Another person holding a similar sign — who also criticized BuzzFeed News for its coverage of Trump — said that it has nothing to do with climate change. Both signs also promoted Infowars, a far-right outlet run by conspiracy theorist Alex Jones.
The Trump campaign later included in an email a story from InfoWars reporting that his supporters outnumbered people protesting Trump — but was unclear if the article was referring specifically to the rally at the White House or the nearby March For Truth.
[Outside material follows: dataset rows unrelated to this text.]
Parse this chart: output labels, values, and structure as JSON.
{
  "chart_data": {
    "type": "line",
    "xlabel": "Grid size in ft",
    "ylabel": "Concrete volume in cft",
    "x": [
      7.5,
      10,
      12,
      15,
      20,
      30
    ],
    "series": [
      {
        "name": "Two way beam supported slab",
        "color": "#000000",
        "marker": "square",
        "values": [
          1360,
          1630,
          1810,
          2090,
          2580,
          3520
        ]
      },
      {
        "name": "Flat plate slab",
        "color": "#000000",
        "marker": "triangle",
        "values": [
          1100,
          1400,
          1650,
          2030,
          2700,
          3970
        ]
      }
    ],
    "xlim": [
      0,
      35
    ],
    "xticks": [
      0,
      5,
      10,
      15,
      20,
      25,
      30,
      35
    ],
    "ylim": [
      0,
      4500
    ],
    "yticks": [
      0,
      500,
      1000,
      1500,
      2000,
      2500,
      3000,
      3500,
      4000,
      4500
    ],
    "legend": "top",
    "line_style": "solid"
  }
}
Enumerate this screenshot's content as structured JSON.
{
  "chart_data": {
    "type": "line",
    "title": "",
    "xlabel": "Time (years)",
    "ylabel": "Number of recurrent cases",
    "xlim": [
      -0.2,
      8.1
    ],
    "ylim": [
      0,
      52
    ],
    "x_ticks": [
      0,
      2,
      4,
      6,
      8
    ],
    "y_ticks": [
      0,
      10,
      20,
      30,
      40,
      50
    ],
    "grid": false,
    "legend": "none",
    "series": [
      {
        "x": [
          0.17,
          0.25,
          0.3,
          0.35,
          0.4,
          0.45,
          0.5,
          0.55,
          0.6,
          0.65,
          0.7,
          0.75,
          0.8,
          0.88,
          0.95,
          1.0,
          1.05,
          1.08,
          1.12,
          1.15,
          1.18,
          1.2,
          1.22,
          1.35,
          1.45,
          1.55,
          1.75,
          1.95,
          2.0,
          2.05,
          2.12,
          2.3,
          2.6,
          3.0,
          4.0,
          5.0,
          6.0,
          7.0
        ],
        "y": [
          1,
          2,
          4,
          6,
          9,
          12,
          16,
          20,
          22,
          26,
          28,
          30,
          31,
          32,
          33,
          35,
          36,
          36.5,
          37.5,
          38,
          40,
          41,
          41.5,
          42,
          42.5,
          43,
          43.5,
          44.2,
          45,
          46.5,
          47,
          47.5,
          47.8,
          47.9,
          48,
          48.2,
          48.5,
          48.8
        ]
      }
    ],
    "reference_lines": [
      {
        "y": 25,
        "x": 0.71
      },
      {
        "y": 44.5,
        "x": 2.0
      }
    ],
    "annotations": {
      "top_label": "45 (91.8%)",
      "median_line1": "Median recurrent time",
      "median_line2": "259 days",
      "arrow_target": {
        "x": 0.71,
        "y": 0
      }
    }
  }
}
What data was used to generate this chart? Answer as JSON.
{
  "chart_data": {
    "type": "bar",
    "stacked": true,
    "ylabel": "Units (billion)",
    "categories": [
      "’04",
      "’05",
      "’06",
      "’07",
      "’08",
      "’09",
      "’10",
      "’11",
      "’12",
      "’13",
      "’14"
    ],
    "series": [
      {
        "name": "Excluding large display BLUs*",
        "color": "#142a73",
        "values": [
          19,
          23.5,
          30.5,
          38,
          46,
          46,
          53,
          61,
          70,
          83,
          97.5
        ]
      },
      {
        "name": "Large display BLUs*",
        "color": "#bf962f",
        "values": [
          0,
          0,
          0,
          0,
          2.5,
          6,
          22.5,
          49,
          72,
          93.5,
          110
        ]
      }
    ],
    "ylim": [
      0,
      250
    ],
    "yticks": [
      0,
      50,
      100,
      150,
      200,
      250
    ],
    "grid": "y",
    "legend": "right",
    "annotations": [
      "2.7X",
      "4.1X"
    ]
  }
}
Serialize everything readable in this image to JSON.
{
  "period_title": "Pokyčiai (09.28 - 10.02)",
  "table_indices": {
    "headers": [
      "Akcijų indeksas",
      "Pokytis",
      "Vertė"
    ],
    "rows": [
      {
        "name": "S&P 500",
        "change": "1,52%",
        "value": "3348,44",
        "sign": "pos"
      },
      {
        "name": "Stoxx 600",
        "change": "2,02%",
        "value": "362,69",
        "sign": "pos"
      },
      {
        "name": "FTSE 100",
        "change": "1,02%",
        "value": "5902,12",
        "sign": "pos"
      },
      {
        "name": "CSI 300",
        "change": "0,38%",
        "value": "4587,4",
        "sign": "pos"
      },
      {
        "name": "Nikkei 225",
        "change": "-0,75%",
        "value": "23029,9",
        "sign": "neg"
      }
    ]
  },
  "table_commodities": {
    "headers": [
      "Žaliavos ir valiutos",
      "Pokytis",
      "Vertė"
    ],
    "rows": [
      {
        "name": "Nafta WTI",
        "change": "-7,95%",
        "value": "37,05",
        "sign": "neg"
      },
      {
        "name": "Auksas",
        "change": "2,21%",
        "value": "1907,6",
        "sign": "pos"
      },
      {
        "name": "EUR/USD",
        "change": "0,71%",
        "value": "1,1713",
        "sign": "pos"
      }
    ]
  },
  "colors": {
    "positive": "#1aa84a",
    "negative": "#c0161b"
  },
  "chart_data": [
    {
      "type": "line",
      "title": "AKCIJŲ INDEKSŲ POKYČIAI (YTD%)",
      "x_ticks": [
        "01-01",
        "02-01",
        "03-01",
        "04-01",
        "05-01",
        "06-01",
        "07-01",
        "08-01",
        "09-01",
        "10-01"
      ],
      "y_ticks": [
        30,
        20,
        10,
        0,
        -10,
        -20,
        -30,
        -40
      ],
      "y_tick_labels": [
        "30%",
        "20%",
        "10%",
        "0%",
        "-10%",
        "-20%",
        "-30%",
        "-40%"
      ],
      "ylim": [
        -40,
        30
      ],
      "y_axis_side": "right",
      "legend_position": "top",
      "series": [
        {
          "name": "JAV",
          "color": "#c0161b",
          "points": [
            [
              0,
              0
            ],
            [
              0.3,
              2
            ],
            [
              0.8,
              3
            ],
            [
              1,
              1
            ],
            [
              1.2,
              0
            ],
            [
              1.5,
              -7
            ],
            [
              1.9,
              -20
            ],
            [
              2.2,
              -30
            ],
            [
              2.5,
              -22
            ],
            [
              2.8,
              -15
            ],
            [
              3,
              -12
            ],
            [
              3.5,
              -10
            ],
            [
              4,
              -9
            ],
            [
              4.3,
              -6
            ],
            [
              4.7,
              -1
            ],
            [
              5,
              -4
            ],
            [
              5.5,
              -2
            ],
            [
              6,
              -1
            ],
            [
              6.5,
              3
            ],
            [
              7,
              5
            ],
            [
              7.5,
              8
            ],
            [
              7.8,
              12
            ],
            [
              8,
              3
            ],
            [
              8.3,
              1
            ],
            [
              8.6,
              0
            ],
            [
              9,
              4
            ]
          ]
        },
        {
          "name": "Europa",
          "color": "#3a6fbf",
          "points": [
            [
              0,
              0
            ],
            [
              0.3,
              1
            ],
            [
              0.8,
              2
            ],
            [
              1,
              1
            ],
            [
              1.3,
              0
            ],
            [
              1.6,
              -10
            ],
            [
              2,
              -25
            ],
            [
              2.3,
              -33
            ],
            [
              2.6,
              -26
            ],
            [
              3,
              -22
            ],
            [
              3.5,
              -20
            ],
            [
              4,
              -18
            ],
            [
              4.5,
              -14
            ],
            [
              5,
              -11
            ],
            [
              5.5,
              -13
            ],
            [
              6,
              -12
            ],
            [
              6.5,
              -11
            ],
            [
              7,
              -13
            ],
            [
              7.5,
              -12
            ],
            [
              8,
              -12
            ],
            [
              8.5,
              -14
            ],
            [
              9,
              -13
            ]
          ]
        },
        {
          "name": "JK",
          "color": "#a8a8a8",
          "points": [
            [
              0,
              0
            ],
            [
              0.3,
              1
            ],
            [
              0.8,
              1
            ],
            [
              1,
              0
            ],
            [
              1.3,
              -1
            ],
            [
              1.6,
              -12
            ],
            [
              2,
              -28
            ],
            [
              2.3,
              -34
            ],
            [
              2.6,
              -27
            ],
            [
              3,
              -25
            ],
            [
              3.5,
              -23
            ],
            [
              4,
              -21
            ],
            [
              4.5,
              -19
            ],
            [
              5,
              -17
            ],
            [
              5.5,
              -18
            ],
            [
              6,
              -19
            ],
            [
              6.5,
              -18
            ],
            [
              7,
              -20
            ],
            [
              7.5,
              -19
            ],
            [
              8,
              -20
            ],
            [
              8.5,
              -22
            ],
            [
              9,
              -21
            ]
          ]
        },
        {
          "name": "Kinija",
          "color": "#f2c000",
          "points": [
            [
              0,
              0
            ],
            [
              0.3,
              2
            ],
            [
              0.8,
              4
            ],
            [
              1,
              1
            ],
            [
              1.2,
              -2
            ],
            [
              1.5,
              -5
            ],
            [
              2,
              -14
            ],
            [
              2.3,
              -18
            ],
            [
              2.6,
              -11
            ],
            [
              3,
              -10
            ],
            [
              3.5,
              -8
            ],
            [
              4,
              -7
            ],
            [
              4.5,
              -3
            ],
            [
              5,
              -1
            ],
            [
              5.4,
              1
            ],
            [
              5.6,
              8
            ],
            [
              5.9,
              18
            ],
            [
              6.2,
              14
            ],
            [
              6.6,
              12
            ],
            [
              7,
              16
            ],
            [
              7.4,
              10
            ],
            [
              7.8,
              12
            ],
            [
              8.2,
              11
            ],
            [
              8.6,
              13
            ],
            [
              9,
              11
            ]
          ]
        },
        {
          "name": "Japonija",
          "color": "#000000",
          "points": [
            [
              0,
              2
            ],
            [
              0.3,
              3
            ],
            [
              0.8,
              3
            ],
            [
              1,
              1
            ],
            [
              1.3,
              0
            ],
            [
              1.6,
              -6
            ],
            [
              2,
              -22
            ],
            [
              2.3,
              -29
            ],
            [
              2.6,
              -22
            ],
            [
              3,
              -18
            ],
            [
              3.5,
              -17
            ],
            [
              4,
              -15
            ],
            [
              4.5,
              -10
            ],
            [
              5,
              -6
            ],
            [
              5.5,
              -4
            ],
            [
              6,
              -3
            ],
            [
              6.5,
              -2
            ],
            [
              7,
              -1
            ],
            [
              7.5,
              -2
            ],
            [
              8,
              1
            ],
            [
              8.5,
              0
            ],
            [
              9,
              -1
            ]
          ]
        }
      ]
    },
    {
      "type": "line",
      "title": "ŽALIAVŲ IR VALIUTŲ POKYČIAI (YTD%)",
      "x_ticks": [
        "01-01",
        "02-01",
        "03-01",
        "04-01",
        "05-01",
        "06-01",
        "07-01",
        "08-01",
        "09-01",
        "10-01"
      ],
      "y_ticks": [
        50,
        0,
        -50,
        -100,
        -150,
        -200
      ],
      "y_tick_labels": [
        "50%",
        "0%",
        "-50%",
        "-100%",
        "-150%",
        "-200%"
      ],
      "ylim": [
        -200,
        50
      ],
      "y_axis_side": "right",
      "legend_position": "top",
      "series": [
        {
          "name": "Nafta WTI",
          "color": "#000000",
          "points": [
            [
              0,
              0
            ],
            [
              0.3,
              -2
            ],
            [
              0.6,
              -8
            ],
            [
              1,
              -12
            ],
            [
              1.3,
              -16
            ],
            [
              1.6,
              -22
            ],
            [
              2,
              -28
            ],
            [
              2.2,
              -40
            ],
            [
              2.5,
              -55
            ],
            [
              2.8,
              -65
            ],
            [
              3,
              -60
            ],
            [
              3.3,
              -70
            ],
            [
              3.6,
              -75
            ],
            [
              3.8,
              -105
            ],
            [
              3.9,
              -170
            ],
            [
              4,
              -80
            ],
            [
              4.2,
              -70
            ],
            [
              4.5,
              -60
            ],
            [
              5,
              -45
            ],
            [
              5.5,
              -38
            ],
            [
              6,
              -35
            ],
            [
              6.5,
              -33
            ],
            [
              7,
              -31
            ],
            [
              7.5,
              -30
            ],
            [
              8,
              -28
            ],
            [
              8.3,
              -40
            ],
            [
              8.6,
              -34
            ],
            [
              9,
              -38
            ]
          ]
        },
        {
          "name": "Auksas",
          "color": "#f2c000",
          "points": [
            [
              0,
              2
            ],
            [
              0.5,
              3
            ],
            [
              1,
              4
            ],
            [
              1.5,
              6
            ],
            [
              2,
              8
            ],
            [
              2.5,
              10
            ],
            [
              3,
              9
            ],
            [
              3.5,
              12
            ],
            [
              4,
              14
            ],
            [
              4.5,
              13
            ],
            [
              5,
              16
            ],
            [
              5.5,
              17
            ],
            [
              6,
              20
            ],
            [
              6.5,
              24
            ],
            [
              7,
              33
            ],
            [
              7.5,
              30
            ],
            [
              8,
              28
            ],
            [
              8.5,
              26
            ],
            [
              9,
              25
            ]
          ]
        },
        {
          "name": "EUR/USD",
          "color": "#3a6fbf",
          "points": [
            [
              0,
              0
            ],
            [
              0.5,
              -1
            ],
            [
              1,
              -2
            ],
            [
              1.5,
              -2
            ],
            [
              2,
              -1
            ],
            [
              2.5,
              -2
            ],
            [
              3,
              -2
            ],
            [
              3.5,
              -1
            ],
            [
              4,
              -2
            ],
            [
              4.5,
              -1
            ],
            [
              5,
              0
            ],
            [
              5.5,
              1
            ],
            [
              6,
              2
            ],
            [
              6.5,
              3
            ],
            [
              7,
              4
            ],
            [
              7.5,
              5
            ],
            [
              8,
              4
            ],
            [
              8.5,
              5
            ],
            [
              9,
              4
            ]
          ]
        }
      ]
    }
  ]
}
"President Trump can't thank his supporters enough for coming out and standing with him as he continues to Make America Great Again!" read the email.
The email includes a link to an InfoWars story with a headline claiming "Trump supporters outnumber climate change advocates at the White House."
But BuzzFeed News estimates about 200 people total were at the White House, with a small crowd of Trump supporters surrounded by media, protesters and tourists. The March for Truth clearly involved thousands of people worldwide.
This is a side-by-side of a photo of the "Pittsburgh Not Paris" rally and a March For Truth crowd.
One person estimated that there were about 100 people who came out for "Pittsburgh Not Paris."
Alex Jones, who runs Infowars.com, is notorious for using the platform to manipulate facts that spur conspiracy theories including "Pizzagate," a false claims that suggested Hillary Clinton and campaign chairman John Podesta were operating a child sex trafficking ring out of a pizza restaurant.